I tell her my girlfriend will take good care of her when it’s time to go. And then, seven years later, she will kiss my mother’s bare bones when she exhumes her–femur, carpal, scapula. She will greet each maggot by name and taxonomy. Feed them sugar cubes, ask them what auspices my mother brings from the other side. My words don’t reassure the old hag, who mutters about women lying together, living in their sinner-filth.

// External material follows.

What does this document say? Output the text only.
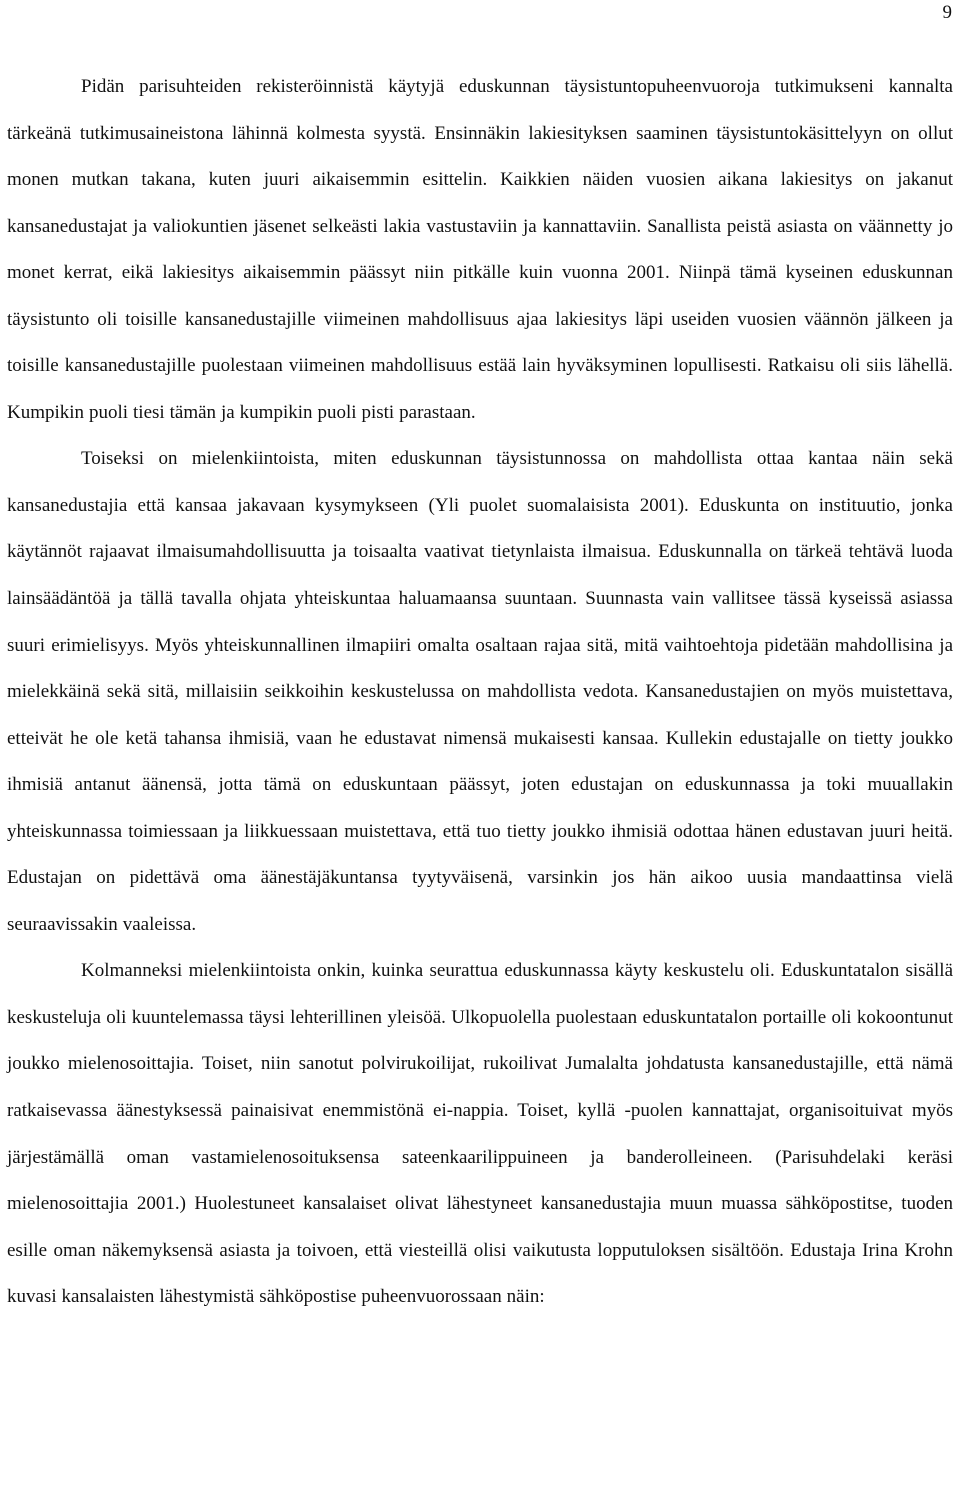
9

Pidän parisuhteiden rekisteröinnistä käytyjä eduskunnan täysistuntopuheenvuoroja tutkimukseni kannalta tärkeänä tutkimusaineistona lähinnä kolmesta syystä. Ensinnäkin lakiesityksen saaminen täysistuntokäsittelyyn on ollut monen mutkan takana, kuten juuri aikaisemmin esittelin. Kaikkien näiden vuosien aikana lakiesitys on jakanut kansanedustajat ja valiokuntien jäsenet selkeästi lakia vastustaviin ja kannattaviin. Sanallista peistä asiasta on väännetty jo monet kerrat, eikä lakiesitys aikaisemmin päässyt niin pitkälle kuin vuonna 2001. Niinpä tämä kyseinen eduskunnan täysistunto oli toisille kansanedustajille viimeinen mahdollisuus ajaa lakiesitys läpi useiden vuosien väännön jälkeen ja toisille kansanedustajille puolestaan viimeinen mahdollisuus estää lain hyväksyminen lopullisesti. Ratkaisu oli siis lähellä. Kumpikin puoli tiesi tämän ja kumpikin puoli pisti parastaan.

Toiseksi on mielenkiintoista, miten eduskunnan täysistunnossa on mahdollista ottaa kantaa näin sekä kansanedustajia että kansaa jakavaan kysymykseen (Yli puolet suomalaisista 2001). Eduskunta on instituutio, jonka käytännöt rajaavat ilmaisumahdollisuutta ja toisaalta vaativat tietynlaista ilmaisua. Eduskunnalla on tärkeä tehtävä luoda lainsäädäntöä ja tällä tavalla ohjata yhteiskuntaa haluamaansa suuntaan. Suunnasta vain vallitsee tässä kyseissä asiassa suuri erimielisyys. Myös yhteiskunnallinen ilmapiiri omalta osaltaan rajaa sitä, mitä vaihtoehtoja pidetään mahdollisina ja mielekkäinä sekä sitä, millaisiin seikkoihin keskustelussa on mahdollista vedota. Kansanedustajien on myös muistettava, etteivät he ole ketä tahansa ihmisiä, vaan he edustavat nimensä mukaisesti kansaa. Kullekin edustajalle on tietty joukko ihmisiä antanut äänensä, jotta tämä on eduskuntaan päässyt, joten edustajan on eduskunnassa ja toki muuallakin yhteiskunnassa toimiessaan ja liikkuessaan muistettava, että tuo tietty joukko ihmisiä odottaa hänen edustavan juuri heitä. Edustajan on pidettävä oma äänestäjäkuntansa tyytyväisenä, varsinkin jos hän aikoo uusia mandaattinsa vielä seuraavissakin vaaleissa.

Kolmanneksi mielenkiintoista onkin, kuinka seurattua eduskunnassa käyty keskustelu oli. Eduskuntatalon sisällä keskusteluja oli kuuntelemassa täysi lehterillinen yleisöä. Ulkopuolella puolestaan eduskuntatalon portaille oli kokoontunut joukko mielenosoittajia. Toiset, niin sanotut polvirukoilijat, rukoilivat Jumalalta johdatusta kansanedustajille, että nämä ratkaisevassa äänestyksessä painaisivat enemmistönä ei-nappia. Toiset, kyllä -puolen kannattajat, organisoituivat myös järjestämällä oman vastamielenosoituksensa sateenkaarilippuineen ja banderolleineen. (Parisuhdelaki keräsi mielenosoittajia 2001.) Huolestuneet kansalaiset olivat lähestyneet kansanedustajia muun muassa sähköpostitse, tuoden esille oman näkemyksensä asiasta ja toivoen, että viesteillä olisi vaikutusta lopputuloksen sisältöön. Edustaja Irina Krohn kuvasi kansalaisten lähestymistä sähköpostise puheenvuorossaan näin:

My girlfriend’s gravedigging shovel spans nearly the length of my body, collarbone to ankle. Sometimes, when she’s away, I hug the metal to myself and savor the burn. My fingers settle over the handle’s grooves: ghost hand-holding. I mouth at the shovel’s blade with my toothless gums–coppery comfort. Sometimes my girlfriend places the shovel on the bed between us like a child we lull to sleep. I am never, ever angry even when it soils our white sheets with dirt, wets them with graveyard rainwater.

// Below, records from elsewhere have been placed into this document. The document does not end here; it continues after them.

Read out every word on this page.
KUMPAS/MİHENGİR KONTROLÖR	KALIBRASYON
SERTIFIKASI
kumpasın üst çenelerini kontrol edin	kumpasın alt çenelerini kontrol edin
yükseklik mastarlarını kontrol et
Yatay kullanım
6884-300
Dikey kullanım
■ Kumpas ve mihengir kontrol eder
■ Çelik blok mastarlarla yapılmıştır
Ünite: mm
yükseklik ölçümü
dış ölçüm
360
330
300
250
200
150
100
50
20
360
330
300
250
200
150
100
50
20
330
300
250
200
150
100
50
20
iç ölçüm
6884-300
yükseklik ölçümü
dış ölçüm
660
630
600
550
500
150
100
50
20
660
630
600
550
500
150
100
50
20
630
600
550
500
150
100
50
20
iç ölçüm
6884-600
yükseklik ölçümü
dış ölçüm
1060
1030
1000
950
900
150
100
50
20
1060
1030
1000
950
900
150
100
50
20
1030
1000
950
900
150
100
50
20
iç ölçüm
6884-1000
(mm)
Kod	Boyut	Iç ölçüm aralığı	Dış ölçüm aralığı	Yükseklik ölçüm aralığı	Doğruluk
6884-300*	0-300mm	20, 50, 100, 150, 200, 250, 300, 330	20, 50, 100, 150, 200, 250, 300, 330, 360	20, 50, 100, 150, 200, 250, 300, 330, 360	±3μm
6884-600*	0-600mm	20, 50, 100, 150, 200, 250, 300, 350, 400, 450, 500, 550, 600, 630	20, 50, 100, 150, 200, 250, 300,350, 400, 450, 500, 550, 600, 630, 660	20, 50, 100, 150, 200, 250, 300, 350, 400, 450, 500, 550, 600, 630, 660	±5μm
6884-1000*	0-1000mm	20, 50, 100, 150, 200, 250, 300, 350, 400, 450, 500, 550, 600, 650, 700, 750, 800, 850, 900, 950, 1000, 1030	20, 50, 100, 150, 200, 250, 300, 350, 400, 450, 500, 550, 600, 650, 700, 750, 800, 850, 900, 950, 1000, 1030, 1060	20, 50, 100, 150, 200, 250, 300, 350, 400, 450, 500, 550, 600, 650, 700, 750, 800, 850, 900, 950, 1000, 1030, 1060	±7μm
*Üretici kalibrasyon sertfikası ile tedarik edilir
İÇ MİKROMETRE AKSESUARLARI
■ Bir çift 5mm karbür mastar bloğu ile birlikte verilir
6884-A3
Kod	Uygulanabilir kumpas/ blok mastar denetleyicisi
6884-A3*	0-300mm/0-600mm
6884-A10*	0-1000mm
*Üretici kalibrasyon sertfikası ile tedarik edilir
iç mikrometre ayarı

I remember the baby that once lived inside me, heavy as a stone angel that soaked up all my nutrients til my bones went frail and my teeth fell off, powdery and pliable like an infant skull. I loved that hungry, heavy creature, although I knew, like its runaway father, it would bleed and bruise me. But as soon as it burst out of me, it lost all will to fight. The coffin was cherrywood, child-sized. The old hag covered the cost in exchange for missing the funeral.

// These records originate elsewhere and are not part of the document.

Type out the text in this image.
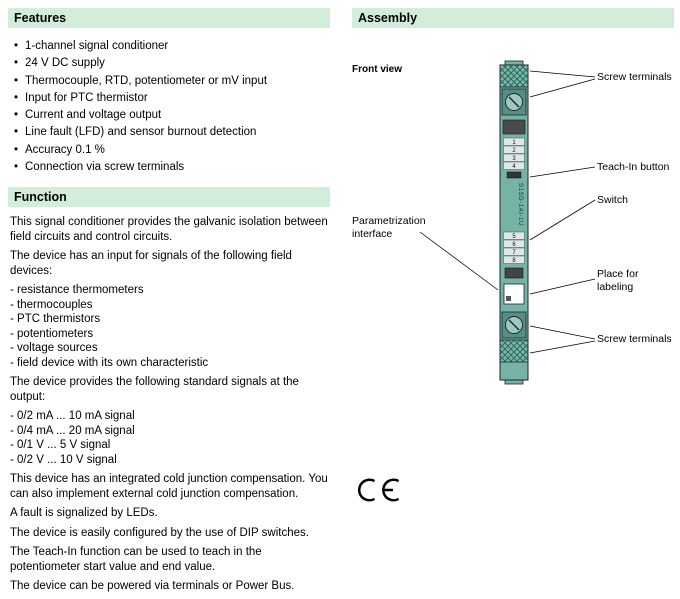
Features
• 1-channel signal conditioner
• 24 V DC supply
• Thermocouple, RTD, potentiometer or mV input
• Input for PTC thermistor
• Current and voltage output
• Line fault (LFD) and sensor burnout detection
• Accuracy 0.1 %
• Connection via screw terminals
Function
This signal conditioner provides the galvanic isolation between field circuits and control circuits.
The device has an input for signals of the following field devices:
- resistance thermometers
- thermocouples
- PTC thermistors
- potentiometers
- voltage sources
- field device with its own characteristic
The device provides the following standard signals at the output:
- 0/2 mA ... 10 mA signal
- 0/4 mA ... 20 mA signal
- 0/1 V ... 5 V signal
- 0/2 V ... 10 V signal
This device has an integrated cold junction compensation. You can also implement external cold junction compensation.
A fault is signalized by LEDs.
The device is easily configured by the use of DIP switches.
The Teach-In function can be used to teach in the potentiometer start value and end value.
The device can be powered via terminals or Power Bus.
Assembly
1
2
3
4
S1SD-1AI-1U
5
6
7
8
Front view
Screw terminals
Teach-In button
Switch
Parametrization interface
Place for labeling
Screw terminals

My girlfriend was only a gravedigger to me back then. Only a person who offered me a tattered handkerchief ripe with her scent while I watched her work. I wasn’t aware of her skill set yet. Didn’t know that she took her time digging. Not sixty seconds, but minutes stretching deferent and infinite between us: me, her, child, shovel. I inhaled her mushroom-musk, wine-cellar scent through my nostrils. Held onto the stained fabric, the only thing keeping me from sinking to some chthonic realm full of husbands and hags.
“It’s time,” she said. And underneath gravelly curtness, the kindness.
What does she give you that others don’t?
When I smiled at her through my tears, she didn’t recoil at the state of my teeth.
And when she lifted the baby coffin, she carried it on her back like it weighed the world.